WASHINGTON — Tom Vilsack told senators that if confirmed as Agriculture secretary he would champion biofuels as a climate tool for the Biden administration and pursue policies to aid small farmers.
The Senate Agriculture Committee recommended by voice vote Tuesday that Vilsack be confirmed. The vote came after Vilsack, who was Agriculture secretary for eight years under President Barack Obama, testified virtually to the panel.
Sens. Debbie Stabenow, D-Mich., and John Boozman, R-Ark., said they didn’t know when the nomination would go to the Senate floor. The two senators shared responsibility for running the hearing because the Senate has not approved its power-sharing agreement that would set committee ratios, chairmen and ranking members.
During the hearing, Vilsack said he sees a role for ethanol as a transportation fuel as the nation transitions to electric vehicles.
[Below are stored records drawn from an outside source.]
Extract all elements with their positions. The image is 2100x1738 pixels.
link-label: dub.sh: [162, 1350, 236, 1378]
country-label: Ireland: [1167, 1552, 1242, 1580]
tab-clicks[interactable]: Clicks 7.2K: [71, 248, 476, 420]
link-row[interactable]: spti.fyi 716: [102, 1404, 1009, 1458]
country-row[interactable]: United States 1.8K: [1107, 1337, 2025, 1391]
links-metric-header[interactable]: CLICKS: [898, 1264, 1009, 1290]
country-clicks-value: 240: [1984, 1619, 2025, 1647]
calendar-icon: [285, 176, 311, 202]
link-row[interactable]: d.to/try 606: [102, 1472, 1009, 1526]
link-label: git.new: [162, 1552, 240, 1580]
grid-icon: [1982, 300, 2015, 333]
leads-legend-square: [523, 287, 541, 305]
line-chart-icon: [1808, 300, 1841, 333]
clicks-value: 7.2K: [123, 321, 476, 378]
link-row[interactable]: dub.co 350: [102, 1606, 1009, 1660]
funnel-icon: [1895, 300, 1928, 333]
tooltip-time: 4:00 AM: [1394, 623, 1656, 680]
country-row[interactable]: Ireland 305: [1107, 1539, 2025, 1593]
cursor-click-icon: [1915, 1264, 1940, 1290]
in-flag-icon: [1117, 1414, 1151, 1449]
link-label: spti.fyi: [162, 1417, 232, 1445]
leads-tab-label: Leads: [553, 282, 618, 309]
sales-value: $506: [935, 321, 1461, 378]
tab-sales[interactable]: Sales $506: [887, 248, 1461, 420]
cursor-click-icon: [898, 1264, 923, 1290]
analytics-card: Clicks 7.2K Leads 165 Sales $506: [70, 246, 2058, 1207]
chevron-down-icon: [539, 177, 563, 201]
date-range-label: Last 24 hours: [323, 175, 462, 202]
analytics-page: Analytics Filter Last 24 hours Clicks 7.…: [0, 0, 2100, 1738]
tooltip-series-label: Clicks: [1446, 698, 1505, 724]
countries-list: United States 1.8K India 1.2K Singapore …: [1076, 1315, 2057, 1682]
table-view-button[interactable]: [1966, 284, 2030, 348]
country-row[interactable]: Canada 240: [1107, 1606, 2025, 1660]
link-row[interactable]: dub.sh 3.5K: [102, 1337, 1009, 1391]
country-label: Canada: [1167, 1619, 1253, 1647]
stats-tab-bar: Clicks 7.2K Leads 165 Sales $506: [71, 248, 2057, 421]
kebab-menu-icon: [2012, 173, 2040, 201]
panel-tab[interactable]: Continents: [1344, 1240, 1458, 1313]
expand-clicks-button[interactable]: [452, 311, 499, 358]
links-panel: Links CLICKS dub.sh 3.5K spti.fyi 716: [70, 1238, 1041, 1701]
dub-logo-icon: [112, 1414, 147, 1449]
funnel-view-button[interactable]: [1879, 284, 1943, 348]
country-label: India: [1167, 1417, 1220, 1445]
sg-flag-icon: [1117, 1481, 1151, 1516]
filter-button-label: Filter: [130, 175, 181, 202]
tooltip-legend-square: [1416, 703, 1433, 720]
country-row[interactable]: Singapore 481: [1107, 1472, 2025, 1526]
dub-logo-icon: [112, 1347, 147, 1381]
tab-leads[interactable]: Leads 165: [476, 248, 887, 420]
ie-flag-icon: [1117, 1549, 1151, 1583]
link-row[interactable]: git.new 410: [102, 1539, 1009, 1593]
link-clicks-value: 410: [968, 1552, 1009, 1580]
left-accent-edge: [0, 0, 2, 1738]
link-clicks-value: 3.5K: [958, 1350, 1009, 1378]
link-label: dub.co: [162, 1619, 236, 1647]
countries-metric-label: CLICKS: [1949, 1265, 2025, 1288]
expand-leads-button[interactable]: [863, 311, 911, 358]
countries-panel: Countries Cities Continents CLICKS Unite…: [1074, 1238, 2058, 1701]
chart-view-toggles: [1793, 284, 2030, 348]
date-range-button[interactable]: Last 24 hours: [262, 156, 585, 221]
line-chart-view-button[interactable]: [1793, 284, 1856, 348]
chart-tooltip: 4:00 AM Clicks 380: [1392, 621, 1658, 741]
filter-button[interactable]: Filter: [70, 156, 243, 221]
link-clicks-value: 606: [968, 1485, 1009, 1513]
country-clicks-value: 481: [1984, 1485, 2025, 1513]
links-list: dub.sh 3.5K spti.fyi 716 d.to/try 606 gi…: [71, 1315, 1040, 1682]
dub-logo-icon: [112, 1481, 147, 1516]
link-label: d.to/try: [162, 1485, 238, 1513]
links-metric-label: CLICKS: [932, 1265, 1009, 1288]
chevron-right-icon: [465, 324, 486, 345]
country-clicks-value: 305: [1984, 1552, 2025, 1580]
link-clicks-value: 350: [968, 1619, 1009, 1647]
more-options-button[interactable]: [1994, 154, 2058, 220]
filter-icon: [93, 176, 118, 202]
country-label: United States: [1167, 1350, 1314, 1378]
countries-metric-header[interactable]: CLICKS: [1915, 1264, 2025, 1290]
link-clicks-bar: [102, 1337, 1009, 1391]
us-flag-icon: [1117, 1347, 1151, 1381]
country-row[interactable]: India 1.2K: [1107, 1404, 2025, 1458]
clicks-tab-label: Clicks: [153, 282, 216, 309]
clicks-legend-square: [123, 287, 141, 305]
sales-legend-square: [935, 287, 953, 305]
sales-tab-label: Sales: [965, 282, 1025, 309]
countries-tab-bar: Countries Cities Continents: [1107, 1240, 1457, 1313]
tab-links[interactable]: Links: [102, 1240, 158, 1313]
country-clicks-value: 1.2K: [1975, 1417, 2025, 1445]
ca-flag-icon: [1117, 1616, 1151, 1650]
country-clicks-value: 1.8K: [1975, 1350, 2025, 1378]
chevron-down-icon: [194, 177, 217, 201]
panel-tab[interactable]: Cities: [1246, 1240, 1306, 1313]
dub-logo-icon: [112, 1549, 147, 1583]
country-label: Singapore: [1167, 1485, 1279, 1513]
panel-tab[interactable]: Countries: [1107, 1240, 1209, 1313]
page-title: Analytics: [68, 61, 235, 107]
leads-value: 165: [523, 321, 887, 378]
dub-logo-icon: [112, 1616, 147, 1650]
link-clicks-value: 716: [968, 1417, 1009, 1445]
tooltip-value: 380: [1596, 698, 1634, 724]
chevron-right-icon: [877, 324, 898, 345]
Sen. Joni Ernst, R-Iowa, questioned the Biden administration’s executive order calling for the federal government’s car fleet to add electric vehicles as a threat to corn-based ethanol, a top product in the state and the Midwest. Ernst said the administration seemed to be setting up a choice between E85-fueled Ford F-150 trucks and Tesla electric trucks.
Vilsack, a former two-term Iowa governor, said that was a false choice since there are many people like him, the owner of a 2006 Ford Focus, that have older cars that run on gasoline blended with ethanol. He said that reliance would be part of the discussion as President Joe Biden moves ahead with his climate agenda and as Congress considers whether to reauthorize the federal mandate that ethanol and other biofuels be used as transportation fuels.
Vilsack also noted that the Navy uses biofuels to power some of its aircraft carriers and that there may be broader markets for renewable fuels in the marine and aviation industries.
Unless Congress directs otherwise, the EPA will have the discretion starting in 2022 to set the mandate, known as the Renewable Fuel Standard, rather than be guided by required volumes set in law.
Vilsack said he plans to maintain a close relationship with the EPA administrator to offer his department’s views on how agriculture will be affected by EPA biofuel decisions and its regulations on water, air and pesticides.
Vilsack said farmers and ranchers can be part of a broader climate change plan through voluntary programs that build on practices they already use. He said he could start laying the groundwork through administrative steps to establish an advisory panel similar to one proposed in legislation by Stabenow and Sen. Mike Braun, R-Ind. The goal, Vilsack said, is to seek information and input from agriculture to create workable climate programs.
He also said the department could begin gathering the data necessary to determine the best practices for carbon sequestration in soil and other steps farmers could take. Vilsack said any carbon sequestration bank established to oversee and manage carbon markets for agriculture should principally benefit farmers rather investors. If that doesn’t happen, Vilsack said farmers and ranchers would be unlikely to participate.
Senators also asked Vilsack how the department could help small farmers and ranchers avoid future financial hits like those they experienced when COVID-19 disrupted food supply chains they relied on to get products to customers.
Vilsack said the agency would look at ways to help expand markets and to add small meat processors to the supply chain so there are alternatives available to avoid the problems caused during the spring when large regional slaughterhouses slowed production or closed temporarily because of COVID-19 outbreaks among workers.
He also said he and the department would work to address the effects of discriminatory practices that denied Black farmers and other farmers of color access to programs often critical to building a strong farm operation.